Pairings Project: DOUBLE CROSSING THE BRIDGE by Sarah Sover
Updated: Aug 24, 2019
TLDR; DOUBLE CROSSING THE BRIDGE is a hilarious fantasy heist that is Ocean’s Eleven meets How I Met Your Mother meets Deadpool starring Jim Henson style trolls.
(Scroll down for the cocktail pairing.)
I have a hard time starting a review of DOUBLE CROSSING THE BRIDGE, seeing as I’ve read this book more times than I can recall. The author Sarah J. Sover is one of my favorite people in the world, and this is her debut novel. Obviously I will struggle with being objective with this review, but I will do my best.
Simply put, this is one of the weirdest, funniest, smartest, most irreverent books I’ve read in a long time. Sover has pitched it as Ocean’s Eleven meets How I Met Your Mother meets Deadpool starring Jim Henson style trolls.
Seriously. It is a heist story with a group of trolls that would prefer to slum it in their local bar, but are driven to a slapstick life of crime when making an honest living proves less than lucrative.
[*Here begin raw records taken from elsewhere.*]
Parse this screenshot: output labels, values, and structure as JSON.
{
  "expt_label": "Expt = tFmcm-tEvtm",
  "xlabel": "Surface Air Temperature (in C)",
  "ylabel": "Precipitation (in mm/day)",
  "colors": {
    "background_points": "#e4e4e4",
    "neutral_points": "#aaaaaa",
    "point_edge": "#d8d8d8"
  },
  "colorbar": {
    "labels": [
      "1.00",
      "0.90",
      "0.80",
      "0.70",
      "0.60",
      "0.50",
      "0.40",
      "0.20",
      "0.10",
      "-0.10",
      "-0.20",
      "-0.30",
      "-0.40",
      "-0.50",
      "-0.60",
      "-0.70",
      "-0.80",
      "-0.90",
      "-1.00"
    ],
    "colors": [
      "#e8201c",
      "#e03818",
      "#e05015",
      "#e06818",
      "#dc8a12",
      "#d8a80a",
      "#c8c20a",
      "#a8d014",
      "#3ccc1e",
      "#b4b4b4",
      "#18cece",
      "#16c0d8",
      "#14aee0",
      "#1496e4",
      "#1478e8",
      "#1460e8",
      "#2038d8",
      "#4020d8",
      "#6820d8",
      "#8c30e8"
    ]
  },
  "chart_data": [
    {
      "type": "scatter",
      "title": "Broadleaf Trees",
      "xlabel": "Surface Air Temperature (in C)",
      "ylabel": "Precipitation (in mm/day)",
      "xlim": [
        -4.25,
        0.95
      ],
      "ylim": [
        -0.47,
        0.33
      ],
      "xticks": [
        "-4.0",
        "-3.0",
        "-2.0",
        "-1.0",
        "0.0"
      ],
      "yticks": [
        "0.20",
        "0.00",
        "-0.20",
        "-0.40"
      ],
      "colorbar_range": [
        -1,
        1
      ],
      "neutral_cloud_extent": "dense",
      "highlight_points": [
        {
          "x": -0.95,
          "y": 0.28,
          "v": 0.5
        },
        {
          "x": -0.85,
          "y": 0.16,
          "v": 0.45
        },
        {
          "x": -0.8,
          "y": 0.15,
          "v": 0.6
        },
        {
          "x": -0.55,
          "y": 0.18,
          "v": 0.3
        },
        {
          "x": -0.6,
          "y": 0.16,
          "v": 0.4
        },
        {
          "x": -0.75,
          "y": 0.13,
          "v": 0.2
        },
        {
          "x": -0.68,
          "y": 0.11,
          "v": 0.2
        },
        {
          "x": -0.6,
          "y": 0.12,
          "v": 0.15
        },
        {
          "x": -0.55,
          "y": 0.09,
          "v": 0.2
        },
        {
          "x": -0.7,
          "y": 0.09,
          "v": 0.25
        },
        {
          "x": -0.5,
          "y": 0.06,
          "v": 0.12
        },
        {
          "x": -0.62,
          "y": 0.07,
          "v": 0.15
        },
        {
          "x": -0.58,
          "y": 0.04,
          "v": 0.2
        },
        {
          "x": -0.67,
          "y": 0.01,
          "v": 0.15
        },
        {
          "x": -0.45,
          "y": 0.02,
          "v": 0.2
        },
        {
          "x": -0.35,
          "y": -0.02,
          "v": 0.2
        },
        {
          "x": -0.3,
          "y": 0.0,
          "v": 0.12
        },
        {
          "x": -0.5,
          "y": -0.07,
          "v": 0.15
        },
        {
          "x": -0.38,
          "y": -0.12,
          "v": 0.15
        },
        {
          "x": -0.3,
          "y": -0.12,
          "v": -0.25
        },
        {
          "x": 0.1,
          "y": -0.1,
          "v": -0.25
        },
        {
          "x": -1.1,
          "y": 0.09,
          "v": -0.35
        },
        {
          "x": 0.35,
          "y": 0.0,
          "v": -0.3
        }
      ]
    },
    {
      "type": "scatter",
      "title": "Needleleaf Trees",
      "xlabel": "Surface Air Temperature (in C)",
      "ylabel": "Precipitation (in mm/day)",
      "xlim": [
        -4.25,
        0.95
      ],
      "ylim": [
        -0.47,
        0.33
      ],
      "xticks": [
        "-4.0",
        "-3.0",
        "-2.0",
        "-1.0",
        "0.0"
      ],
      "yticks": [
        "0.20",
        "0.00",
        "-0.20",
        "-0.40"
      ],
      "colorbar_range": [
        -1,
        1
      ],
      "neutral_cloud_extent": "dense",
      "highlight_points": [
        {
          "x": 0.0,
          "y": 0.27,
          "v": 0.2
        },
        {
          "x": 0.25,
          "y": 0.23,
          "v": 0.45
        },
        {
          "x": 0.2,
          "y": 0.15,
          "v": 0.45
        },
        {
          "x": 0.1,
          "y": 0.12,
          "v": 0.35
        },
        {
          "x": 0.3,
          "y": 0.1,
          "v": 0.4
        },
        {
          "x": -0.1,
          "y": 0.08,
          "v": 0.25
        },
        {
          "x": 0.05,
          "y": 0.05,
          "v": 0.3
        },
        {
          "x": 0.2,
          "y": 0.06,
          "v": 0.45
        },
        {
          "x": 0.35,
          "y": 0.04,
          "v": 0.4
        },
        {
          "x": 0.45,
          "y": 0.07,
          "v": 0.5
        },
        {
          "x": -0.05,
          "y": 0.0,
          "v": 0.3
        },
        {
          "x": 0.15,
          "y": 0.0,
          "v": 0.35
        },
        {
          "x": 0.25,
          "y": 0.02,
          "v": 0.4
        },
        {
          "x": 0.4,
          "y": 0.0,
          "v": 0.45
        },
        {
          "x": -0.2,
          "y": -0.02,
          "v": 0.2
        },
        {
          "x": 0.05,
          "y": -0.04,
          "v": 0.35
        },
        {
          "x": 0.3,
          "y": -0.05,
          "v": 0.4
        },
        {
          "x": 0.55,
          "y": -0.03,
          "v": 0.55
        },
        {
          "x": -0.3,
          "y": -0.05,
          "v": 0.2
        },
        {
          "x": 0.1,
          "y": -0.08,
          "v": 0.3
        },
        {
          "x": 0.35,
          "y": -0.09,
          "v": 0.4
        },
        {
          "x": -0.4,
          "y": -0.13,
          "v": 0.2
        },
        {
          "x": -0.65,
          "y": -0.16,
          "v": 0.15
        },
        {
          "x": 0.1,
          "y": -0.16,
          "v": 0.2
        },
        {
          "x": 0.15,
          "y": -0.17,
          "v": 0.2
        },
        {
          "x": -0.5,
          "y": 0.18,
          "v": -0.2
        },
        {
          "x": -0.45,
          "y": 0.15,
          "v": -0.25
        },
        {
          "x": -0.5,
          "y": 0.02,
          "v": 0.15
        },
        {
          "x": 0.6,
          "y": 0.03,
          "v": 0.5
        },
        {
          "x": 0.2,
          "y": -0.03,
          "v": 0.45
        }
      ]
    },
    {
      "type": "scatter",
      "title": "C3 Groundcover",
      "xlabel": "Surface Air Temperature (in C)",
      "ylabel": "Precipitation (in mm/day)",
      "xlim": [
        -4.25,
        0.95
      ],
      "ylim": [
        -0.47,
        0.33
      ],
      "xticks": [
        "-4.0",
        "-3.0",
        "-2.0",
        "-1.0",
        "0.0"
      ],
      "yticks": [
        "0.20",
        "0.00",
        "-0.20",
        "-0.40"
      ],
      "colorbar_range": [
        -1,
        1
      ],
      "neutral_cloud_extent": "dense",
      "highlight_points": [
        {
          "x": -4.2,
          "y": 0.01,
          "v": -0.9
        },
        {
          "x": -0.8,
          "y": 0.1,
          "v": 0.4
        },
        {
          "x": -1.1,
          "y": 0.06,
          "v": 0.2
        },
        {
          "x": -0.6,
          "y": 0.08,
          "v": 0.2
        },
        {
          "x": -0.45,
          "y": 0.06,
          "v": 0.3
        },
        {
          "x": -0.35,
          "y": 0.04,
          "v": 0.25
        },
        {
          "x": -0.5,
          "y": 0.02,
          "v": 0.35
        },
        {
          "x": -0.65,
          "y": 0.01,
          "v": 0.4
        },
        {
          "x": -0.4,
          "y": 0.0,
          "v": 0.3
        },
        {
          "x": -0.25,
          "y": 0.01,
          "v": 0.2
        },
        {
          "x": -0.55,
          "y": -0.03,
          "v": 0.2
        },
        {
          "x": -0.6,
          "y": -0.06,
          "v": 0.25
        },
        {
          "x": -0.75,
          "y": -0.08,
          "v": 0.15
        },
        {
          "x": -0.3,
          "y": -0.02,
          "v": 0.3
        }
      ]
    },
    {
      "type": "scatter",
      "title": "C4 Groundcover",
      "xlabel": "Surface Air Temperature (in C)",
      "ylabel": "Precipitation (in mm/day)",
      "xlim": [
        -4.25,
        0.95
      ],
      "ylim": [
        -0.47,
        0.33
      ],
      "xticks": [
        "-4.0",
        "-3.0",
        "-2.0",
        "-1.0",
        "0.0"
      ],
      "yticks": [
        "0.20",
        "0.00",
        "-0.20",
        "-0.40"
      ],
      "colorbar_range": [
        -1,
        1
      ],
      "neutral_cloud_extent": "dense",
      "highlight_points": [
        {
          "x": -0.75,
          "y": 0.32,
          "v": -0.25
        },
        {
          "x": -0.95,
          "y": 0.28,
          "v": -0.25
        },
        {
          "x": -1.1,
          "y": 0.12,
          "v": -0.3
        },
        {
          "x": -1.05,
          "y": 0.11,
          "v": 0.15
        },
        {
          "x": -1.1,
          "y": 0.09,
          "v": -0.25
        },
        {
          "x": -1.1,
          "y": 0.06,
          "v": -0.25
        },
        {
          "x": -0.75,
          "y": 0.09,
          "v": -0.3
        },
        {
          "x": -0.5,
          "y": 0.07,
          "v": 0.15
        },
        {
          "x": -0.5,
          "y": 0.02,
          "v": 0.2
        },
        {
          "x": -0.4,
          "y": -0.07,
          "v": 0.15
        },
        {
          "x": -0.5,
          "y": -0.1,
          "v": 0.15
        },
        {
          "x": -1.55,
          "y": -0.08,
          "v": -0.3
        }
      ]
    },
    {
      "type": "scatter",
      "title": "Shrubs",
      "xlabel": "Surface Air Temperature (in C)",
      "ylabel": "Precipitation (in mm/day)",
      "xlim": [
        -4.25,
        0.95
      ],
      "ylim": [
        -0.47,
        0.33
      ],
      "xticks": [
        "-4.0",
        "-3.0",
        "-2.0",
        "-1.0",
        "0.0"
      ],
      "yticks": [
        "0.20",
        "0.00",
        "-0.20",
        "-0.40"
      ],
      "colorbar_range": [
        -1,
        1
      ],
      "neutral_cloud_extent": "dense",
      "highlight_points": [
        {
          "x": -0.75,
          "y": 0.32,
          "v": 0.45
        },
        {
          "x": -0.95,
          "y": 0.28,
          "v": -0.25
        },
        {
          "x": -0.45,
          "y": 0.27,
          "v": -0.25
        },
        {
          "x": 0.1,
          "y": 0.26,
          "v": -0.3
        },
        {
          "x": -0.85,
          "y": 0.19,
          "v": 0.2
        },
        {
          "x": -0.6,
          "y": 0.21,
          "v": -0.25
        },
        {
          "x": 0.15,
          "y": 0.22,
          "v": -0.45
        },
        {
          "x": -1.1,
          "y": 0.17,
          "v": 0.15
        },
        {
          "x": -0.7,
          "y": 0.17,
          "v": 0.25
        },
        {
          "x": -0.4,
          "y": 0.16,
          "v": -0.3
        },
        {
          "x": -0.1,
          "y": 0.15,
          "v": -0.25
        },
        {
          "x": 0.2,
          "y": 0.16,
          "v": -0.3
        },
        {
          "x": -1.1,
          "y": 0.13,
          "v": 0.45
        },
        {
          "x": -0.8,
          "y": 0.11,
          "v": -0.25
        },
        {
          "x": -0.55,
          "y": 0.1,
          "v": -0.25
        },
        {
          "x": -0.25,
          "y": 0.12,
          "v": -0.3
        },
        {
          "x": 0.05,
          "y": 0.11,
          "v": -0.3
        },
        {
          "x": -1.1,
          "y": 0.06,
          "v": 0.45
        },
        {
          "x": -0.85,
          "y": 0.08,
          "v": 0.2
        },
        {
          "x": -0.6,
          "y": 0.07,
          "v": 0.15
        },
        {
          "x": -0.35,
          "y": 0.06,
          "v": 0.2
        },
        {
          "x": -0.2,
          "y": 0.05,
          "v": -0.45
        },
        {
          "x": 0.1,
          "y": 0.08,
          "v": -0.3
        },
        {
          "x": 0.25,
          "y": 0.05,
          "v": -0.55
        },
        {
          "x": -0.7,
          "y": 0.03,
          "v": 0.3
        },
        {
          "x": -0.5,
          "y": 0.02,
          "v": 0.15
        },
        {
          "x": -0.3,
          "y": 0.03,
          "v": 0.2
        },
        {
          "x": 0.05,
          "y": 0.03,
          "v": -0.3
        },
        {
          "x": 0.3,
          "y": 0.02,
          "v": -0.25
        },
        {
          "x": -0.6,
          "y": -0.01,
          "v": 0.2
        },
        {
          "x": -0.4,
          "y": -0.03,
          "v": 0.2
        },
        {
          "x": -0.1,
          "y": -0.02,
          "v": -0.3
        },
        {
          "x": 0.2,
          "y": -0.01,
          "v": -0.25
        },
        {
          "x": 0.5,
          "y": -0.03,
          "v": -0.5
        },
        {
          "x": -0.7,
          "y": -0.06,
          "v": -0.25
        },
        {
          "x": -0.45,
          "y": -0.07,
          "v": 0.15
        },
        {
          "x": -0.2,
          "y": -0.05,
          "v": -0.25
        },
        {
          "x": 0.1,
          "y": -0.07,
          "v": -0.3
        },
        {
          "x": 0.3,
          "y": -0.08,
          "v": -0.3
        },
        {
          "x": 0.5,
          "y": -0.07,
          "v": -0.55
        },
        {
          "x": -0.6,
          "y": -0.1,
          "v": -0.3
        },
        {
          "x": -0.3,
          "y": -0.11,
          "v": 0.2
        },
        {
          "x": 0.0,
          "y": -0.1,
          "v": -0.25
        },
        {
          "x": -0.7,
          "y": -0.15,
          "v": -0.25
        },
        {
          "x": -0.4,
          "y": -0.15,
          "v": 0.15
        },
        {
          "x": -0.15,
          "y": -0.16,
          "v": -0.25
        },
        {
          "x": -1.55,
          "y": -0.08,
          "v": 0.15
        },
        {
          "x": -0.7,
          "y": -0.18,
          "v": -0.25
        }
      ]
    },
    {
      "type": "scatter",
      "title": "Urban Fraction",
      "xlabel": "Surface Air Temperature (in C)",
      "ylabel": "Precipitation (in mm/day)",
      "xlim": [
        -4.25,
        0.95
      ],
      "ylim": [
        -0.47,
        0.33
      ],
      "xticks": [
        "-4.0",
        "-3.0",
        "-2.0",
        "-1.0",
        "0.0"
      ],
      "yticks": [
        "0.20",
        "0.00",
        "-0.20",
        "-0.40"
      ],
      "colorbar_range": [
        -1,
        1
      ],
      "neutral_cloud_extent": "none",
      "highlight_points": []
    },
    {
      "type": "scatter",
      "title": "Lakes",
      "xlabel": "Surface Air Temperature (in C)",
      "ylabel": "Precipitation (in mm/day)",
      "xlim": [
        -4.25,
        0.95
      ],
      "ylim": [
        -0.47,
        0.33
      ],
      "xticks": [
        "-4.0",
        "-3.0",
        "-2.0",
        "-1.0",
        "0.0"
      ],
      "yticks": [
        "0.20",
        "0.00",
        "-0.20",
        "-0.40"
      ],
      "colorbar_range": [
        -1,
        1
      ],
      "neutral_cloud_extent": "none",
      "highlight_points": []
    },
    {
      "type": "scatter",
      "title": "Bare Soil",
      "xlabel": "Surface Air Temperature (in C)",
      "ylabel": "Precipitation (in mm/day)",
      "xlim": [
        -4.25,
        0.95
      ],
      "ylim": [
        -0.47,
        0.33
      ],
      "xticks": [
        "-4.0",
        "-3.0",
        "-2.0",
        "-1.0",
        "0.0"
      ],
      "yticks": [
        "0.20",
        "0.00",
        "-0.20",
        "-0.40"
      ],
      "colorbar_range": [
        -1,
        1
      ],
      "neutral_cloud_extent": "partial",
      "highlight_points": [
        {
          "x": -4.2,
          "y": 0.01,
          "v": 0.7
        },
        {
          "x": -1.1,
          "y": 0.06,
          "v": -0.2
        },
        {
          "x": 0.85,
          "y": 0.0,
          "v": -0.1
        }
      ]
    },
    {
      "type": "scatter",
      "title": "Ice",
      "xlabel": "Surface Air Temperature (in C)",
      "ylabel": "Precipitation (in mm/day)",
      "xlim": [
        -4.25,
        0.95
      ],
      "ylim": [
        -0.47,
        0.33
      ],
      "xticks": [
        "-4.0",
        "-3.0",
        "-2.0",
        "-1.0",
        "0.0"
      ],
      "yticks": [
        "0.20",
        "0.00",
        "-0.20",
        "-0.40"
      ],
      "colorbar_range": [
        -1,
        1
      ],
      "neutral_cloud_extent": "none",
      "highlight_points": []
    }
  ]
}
There’s drinking, uncomfortable sex, and a whole lot of gruesome snacks, including fat babies, fairy wings, and unicorn steaks. Rated G, this is not.
Still, while at first it seems the ridiculousness is for its own sake, as you read, you’ll discover some bitingly sharp wit, and a searing indictment of modern capitalist culture. Sover skewers good old boy networks in white collar settings, criticizes a culture that undervalues care-giving and teaching professions, and even takes on the dangers of socioeconomic disparities and a system that leaves too many hard-working, intelligent individuals struggling just to survive.
The humor is low-brow, high-brow, witty, satirical, and everything in between. Sover will dance between a joke about Making the Bridge Great Again and popping boils without batting an eye. There are billy goats that rappel off of buildings to sabotage hard-working trolls, hacker trolls that dream of being super heroes, and babies that are picked out of cages for dinner at fancy restaurants like lobsters plucked from a display tank. And when the absurdism gets too much, suddenly there will be an insightful critique of racism or gender disparity in the workplace, and you’re reminded what a smart book this is.
I could wax rhapsodic about the characters (Granu: smart, desperate, traumatized, Kradduk: soft romantic hidden under a misogynistic playboy, Len: creep with delusions of grandeur that somehow you still feel sorry for), or about the classic callbacks of the heist itself (you will find dozens of classic heist books and movies referenced and invoked in the planning and execution). I could go on about the nuanced world-building that creates a completely alien, but incredibly familiar world. I could talk about the descriptions that evoke skin-crawling disgust and breath-releasing familiarity.
All I will say, though, is you need to get this book. It’s one of those truly unique experiences that reminds you even fun, escapist literature can totally stab you in the back and teach you something along the way.
Throughout DOUBLE CROSSING THE BRIDGE, the heist team throws back grog like it's water. Luckily, that's most of what it is. Grog was developed by a British Vice Admiral in the 18th century to help the navy stay hydrated at sea. There are multiple ways you can enjoy the drink, but this recipe both stays true to the origin of the drink and makes it tasty enough to knock back on the regular at Goron's Pub. Drink up and #BewareTheGoats.
1 oz Lime Juice
1 oz brown sugar
1 oz dark rum
4 oz water
Drop the brown sugar in a shaker with 1 oz of the water and lime juice. Stir to dissolve sugar. Add the rum, rest of the water, and ice, and shake. Serve in an old fashioned glass with crushed ice. Garnish with a sliver of lime.